Nachdem er im November 1958, noch Student, den Nussknacker-Prinzen am Kirow-Theater getanzt hat, wird er Mitglied des Leningrader Kirow-Balletts, volle Anerkennung erfährt er durch den Auftritt mit der führenden Ballerina Natalia Dudinskaja in Laurencia. Sie gilt als Konkurrentin von Anna Shelest, die er zeitlebens als prägend verehren und mit der er ebenfalls regelmäßig auftreten wird. Er wird als Repräsentant einer neuen Generation des sowjetischen heroisch-lyrischen Tanzstils gefeiert. In der Folge tanzt er die Hauptrollen in Gajaneh, La Bayadère, Giselle, Don Quixote, Dornröschen und Schwanensee. Gleichzeitig gilt er als rebellisch, verändert seine Kostüme eigenmächtig, wehrt sich gegen das Tragen von Perücken, sucht nach eigenen Rollen Interpretationen und verändert Schritte in den von ihm getanzten Variationen. Er fällt mit seinen individualistischen Verhaltensweisen bei der Ballettleitung in Ungnade und weckt Misstrauen in politischen Kreisen.

1959 führen ihn erste Auslandsauftritte in den Westen zu den 7. Kommunistischen Weltjugendfestspielen in Wien. 1961 schließlich darf er an der Gastspielreise mit dem Kirow-Ballett teilnehmen, für die er nicht vorgesehen war, dessen Teilnahme die Delegation der französischen Gastgeber nach dem Besuch einer Vorstellung in Leningrad jedoch durchsetzen.
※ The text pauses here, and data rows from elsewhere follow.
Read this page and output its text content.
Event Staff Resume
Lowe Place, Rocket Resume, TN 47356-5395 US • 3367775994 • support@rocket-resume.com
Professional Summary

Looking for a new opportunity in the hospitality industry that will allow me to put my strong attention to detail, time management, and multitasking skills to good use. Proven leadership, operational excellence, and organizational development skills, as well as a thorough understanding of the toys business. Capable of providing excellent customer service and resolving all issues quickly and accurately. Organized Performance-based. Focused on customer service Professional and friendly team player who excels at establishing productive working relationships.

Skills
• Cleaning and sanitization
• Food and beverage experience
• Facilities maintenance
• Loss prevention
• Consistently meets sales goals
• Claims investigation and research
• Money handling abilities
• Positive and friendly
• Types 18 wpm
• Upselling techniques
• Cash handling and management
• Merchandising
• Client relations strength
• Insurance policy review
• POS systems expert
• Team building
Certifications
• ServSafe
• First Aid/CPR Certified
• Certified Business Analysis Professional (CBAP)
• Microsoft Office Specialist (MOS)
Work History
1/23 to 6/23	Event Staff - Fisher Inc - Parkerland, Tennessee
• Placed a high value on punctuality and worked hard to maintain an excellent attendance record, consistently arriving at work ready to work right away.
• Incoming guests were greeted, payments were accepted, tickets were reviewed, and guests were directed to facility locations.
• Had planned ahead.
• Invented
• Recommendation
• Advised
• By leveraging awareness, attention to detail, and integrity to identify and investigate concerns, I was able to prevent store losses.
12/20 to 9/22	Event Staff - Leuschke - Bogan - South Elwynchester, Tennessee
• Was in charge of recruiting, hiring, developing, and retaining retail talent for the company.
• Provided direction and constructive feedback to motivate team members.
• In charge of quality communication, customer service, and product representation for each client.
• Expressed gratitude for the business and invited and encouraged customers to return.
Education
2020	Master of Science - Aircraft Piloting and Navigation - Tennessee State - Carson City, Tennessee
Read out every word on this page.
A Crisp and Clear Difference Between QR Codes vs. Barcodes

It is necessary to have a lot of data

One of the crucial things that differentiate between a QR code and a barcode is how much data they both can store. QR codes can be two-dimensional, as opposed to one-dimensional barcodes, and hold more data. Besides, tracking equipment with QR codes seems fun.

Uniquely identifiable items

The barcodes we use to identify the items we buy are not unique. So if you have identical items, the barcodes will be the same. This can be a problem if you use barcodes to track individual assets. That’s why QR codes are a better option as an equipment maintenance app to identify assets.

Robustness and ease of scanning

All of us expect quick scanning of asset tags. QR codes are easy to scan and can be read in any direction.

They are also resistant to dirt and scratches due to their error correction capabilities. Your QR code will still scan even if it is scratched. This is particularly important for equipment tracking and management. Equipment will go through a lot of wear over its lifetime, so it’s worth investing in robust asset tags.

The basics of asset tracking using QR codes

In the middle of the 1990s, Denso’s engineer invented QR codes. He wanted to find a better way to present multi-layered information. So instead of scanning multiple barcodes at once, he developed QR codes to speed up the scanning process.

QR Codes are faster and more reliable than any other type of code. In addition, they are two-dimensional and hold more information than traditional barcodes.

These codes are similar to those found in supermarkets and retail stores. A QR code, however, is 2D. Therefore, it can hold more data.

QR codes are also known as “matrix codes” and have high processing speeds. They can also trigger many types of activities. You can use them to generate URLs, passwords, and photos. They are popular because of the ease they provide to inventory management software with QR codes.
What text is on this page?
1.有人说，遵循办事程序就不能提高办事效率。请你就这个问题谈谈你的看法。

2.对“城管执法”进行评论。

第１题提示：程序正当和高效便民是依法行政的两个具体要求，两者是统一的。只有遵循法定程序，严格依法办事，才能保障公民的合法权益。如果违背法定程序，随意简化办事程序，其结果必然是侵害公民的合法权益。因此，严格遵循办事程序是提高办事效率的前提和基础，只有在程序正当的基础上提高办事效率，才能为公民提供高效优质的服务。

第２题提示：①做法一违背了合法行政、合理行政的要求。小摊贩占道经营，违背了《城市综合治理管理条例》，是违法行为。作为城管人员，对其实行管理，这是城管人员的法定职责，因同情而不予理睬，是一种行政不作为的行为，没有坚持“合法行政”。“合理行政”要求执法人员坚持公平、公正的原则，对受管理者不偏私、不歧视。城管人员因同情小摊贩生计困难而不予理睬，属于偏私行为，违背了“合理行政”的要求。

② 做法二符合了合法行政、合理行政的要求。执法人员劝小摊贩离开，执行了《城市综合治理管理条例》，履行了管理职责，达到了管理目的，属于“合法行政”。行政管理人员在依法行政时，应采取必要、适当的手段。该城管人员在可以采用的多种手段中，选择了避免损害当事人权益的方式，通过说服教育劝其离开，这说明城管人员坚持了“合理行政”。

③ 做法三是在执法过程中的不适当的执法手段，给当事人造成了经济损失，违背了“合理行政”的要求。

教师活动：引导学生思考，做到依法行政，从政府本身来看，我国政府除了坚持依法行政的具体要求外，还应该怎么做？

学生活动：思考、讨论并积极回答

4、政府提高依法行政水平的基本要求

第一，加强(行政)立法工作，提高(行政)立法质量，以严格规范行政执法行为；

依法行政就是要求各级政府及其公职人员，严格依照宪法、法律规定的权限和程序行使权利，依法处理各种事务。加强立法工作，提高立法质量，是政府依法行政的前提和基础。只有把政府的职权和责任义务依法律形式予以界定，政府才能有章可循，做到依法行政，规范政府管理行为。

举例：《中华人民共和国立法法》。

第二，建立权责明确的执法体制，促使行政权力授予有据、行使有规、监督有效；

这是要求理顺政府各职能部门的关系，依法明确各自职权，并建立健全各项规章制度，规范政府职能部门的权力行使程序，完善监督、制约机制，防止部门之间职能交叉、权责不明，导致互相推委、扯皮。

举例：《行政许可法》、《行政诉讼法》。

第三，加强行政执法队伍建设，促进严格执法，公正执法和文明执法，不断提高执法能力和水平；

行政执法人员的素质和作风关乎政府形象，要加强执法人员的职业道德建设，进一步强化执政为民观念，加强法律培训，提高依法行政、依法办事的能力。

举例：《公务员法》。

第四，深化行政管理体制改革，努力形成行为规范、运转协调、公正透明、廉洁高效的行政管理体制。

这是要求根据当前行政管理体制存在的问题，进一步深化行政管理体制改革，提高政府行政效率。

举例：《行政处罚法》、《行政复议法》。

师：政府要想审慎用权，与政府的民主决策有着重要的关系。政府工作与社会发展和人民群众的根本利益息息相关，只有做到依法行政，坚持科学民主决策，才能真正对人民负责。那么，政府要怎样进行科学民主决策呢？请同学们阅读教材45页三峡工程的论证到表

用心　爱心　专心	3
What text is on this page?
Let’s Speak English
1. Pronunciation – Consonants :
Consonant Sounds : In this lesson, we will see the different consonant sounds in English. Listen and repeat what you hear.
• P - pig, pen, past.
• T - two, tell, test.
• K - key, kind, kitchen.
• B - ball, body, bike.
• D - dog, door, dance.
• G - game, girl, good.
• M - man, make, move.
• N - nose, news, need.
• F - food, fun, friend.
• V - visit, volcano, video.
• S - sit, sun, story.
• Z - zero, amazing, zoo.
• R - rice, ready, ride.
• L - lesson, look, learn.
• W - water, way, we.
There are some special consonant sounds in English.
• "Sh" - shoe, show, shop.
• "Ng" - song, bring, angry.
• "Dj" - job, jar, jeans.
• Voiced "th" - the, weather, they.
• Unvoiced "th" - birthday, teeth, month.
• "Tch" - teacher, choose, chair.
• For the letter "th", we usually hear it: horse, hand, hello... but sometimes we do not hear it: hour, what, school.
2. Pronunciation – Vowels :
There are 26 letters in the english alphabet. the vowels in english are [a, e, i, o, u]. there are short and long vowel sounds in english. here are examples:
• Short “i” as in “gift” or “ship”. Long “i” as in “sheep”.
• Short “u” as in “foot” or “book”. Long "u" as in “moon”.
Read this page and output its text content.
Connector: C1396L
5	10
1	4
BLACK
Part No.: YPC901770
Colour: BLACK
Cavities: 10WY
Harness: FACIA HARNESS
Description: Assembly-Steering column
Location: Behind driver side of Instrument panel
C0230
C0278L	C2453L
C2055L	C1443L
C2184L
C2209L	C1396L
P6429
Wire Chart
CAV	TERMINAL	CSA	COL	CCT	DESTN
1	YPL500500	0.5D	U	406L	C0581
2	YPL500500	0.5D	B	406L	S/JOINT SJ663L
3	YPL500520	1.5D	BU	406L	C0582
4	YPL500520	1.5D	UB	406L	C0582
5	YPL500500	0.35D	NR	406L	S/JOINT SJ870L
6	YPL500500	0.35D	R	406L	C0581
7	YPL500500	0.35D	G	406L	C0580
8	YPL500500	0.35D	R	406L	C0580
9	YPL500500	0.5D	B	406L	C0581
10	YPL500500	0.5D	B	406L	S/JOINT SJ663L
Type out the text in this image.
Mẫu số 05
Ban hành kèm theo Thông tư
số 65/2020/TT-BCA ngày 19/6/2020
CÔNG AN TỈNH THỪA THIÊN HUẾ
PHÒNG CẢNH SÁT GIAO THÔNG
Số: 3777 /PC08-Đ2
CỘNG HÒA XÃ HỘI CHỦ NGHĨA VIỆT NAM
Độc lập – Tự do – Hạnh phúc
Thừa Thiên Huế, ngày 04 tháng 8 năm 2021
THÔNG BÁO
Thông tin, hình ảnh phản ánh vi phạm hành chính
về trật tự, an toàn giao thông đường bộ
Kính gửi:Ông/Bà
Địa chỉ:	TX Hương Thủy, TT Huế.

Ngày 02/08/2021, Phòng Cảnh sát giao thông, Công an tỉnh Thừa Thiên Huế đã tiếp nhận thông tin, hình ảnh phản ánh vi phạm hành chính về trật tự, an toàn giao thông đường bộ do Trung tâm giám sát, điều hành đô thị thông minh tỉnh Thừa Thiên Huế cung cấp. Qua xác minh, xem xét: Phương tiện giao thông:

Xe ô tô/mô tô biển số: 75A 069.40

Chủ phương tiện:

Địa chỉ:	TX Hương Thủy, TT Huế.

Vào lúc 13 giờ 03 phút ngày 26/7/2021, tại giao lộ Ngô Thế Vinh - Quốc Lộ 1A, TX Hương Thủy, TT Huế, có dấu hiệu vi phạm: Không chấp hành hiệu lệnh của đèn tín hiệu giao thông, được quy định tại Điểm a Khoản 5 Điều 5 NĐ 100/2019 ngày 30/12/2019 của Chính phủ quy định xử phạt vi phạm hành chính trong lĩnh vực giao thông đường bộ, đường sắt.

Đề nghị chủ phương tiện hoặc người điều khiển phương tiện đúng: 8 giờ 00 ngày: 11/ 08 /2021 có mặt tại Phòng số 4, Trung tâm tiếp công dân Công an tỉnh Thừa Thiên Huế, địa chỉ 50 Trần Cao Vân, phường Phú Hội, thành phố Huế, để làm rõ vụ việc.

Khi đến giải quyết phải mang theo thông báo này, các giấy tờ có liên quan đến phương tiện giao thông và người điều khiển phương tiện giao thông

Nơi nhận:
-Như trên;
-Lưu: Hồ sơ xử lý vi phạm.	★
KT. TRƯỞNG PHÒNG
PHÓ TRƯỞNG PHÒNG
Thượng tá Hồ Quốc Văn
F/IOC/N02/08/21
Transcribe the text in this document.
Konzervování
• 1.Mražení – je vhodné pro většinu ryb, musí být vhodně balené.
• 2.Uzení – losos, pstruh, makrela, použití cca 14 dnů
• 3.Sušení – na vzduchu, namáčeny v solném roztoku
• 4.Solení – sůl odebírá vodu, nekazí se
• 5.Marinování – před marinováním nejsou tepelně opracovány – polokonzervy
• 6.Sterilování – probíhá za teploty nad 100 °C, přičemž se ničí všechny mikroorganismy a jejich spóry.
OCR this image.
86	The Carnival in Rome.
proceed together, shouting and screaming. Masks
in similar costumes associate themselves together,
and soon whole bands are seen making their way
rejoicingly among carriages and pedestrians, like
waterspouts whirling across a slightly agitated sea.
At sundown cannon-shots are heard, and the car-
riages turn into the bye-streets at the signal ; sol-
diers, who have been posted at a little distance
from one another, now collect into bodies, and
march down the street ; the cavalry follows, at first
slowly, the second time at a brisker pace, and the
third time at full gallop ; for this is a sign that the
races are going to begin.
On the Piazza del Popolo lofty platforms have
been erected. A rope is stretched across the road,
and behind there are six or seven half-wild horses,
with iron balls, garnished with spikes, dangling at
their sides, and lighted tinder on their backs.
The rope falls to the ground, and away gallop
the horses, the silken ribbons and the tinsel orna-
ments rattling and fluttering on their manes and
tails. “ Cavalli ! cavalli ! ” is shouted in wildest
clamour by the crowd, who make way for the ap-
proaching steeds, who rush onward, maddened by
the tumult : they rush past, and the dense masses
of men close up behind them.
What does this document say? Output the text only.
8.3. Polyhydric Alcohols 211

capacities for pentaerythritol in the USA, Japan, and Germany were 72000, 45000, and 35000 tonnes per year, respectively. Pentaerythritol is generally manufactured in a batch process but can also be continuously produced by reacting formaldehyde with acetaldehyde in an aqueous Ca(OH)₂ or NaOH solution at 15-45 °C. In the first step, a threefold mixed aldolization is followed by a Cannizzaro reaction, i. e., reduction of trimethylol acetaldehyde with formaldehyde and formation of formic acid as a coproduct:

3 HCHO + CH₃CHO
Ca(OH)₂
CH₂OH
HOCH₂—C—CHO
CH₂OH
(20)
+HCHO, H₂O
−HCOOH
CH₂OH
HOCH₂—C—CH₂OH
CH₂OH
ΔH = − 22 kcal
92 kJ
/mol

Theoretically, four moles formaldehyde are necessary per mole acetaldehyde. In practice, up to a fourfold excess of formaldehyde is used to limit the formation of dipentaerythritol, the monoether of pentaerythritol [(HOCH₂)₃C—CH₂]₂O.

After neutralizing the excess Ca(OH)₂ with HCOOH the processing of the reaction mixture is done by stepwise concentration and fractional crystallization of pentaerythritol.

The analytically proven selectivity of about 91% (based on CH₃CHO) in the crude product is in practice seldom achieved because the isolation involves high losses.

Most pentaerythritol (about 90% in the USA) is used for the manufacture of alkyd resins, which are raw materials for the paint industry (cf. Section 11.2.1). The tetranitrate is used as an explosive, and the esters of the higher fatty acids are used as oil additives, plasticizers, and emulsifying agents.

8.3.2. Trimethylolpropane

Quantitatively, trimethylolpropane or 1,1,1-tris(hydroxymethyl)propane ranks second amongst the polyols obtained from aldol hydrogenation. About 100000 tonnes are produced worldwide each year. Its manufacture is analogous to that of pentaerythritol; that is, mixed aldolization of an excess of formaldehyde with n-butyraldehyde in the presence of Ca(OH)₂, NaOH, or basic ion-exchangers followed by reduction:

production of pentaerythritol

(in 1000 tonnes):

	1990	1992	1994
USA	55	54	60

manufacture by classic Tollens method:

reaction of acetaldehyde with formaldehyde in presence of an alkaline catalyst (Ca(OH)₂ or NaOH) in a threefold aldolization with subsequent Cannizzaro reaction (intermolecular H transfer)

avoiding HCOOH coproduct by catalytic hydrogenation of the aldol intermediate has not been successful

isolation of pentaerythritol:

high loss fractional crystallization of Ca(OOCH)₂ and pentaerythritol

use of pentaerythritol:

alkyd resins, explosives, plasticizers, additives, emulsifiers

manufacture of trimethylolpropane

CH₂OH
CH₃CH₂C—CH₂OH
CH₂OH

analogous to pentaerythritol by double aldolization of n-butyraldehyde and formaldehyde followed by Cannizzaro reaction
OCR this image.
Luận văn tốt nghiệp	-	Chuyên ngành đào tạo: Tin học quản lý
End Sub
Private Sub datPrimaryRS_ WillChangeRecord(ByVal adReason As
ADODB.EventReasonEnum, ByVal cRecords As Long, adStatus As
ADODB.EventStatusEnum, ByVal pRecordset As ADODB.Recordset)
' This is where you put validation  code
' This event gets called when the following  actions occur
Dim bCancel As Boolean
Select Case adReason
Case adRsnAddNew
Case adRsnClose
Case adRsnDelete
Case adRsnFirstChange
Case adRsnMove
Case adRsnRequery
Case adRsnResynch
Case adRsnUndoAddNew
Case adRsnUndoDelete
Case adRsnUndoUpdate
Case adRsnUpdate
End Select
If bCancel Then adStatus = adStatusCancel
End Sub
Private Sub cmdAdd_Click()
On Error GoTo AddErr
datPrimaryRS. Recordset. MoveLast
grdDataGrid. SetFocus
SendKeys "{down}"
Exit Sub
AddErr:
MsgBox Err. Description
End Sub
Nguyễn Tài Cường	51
In Paris wird er von Publikum und Presse auf Anhieb als Star bejubelt, seine Partnerin ist hier zumeist Alla Sizova. Ein Agenten-Team des KGB überwacht ihn rund um die Uhr. Am 17. Juni 1961, am Tag der Weiterreise des Ensembles, ersucht er am Pariser Flughafen Le Bourget politisches Asyl. Der Absprung eines sowjetischen Künstlers aus dem Regime wird zu diesem frühen Zeitpunkt des Kalten Krieges weltweit als spektakulär wahrgenommen.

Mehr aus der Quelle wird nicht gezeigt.